Recently some unethical eBay bidders have devised ways to take advantage of the eBay process for their own gain. Tricks I have seen or heard of include:
  • After receiving a tool the buyer will email you saying it is not as described. When it comes back, you find the buyer has swapped inferior parts for those you sent out. It helps to keep pictures of the tool so you can check for this. I've even heard of cases where a totally different tool from the one sold is returned!
  • Two bidders can work together to disrupt normal bidding, usually by using the Bid Cancellation feature eBay provides. Anytime anyone cancels a bid in one of your auctions you should be suspicious. There are different variations on how this works, but they all have in common a cancelled bid.

Be Courteous to Bidders

Remember that, as a seller, you have additional responsibility in any transaction, since you are advertising a particular item for sale, and are receiving money for that item when you make the sale. Also, please remember that your actions reflect directly on eBay.

A little bit of courtesy goes a long way, especially via e-mail. Simply taking the time to write in complete sentences, with a salutation and closing, can make a big difference in how you are viewed by buyers. Be sure to treat everyone with the same courtesy that you would expect to receive.

Satisfied tool buyers will return to your future auctions using the "Seller's Search."

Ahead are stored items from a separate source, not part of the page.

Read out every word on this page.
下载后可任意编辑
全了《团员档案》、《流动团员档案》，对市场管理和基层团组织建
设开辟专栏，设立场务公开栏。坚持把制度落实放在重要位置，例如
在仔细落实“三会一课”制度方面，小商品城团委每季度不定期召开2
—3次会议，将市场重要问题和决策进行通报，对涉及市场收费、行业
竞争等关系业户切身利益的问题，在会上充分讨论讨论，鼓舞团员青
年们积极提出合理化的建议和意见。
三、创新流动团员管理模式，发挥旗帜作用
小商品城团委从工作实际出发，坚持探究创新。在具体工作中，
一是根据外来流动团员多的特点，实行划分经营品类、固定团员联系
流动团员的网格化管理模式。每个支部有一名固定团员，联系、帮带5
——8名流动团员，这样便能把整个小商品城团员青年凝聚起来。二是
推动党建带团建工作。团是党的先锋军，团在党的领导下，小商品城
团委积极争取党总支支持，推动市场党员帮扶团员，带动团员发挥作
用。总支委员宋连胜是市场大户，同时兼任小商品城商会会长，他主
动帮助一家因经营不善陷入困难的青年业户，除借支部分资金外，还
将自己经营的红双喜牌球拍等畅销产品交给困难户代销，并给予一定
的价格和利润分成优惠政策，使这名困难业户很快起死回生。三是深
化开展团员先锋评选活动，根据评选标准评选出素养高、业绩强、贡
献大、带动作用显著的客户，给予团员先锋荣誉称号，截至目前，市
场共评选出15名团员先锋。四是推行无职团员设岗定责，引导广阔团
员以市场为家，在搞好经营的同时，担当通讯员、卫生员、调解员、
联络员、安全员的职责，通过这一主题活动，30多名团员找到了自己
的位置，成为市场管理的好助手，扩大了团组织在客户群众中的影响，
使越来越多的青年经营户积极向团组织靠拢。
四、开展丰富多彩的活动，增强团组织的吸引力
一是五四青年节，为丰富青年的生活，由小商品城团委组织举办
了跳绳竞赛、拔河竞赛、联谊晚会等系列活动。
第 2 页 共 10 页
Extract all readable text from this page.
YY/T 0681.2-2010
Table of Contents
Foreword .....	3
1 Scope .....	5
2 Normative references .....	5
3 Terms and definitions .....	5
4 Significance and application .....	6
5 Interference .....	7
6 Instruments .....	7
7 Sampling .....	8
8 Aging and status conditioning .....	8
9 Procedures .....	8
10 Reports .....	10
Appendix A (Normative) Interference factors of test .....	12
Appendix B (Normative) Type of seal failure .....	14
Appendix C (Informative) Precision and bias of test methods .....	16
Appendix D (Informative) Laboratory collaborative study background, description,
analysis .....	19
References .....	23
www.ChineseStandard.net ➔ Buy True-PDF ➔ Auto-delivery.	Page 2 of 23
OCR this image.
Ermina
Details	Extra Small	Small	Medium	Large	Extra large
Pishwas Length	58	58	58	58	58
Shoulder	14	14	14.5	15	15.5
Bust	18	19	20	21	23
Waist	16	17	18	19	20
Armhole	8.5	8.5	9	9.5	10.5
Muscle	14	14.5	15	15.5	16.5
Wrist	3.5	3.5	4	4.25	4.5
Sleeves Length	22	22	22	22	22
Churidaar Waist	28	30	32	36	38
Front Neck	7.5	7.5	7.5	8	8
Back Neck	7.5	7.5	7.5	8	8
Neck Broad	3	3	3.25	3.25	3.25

Check the Bidder's Reputation

If you see a number in parentheses next to a bidder's e-mail address, that number is the bidder's feedback rating. This rating is the number of comments that other users have made about this bidder. You can click on that number to take you to the actual comments people have made about this bidder. Conversely, buyers can check your feedback rating as a seller to determine if they want to do business with you. It is a good idea to get to know a person's reputation before you close a deal. Some sellers state that they will not accept bids from a buyer who has any unfavorable feedback.

Contact the Buyer

Be sure you take the time to talk on the phone with the buyer, especially if you have any discomfort about your e-mail exchanges with this person. E-mail communication is sometimes awkward, and it may be difficult to judge another person's personality, honesty, etc., without having an actual conversation person-to-person. Also, many people don't read their e-mail every day, so you shouldn't assume someone is ignoring you just because you haven't heard from them in a while. Pick up the phone and give them a call. A quick call is a great way to resolve misunderstandings. This is particularly true if a problem arises after the buyer receives his item.

Closing the Auction

Once an auction has ended, buyer and seller have the responsibility to close the sale between themselves. Contact the buyer confirming the winning bid, the amount to be added for shipping, and the address to which payment will be sent. Some sellers confirm the subsequent receipt of payment and the shipping date. A good closing leaves seller and buyer feeling good about the sale.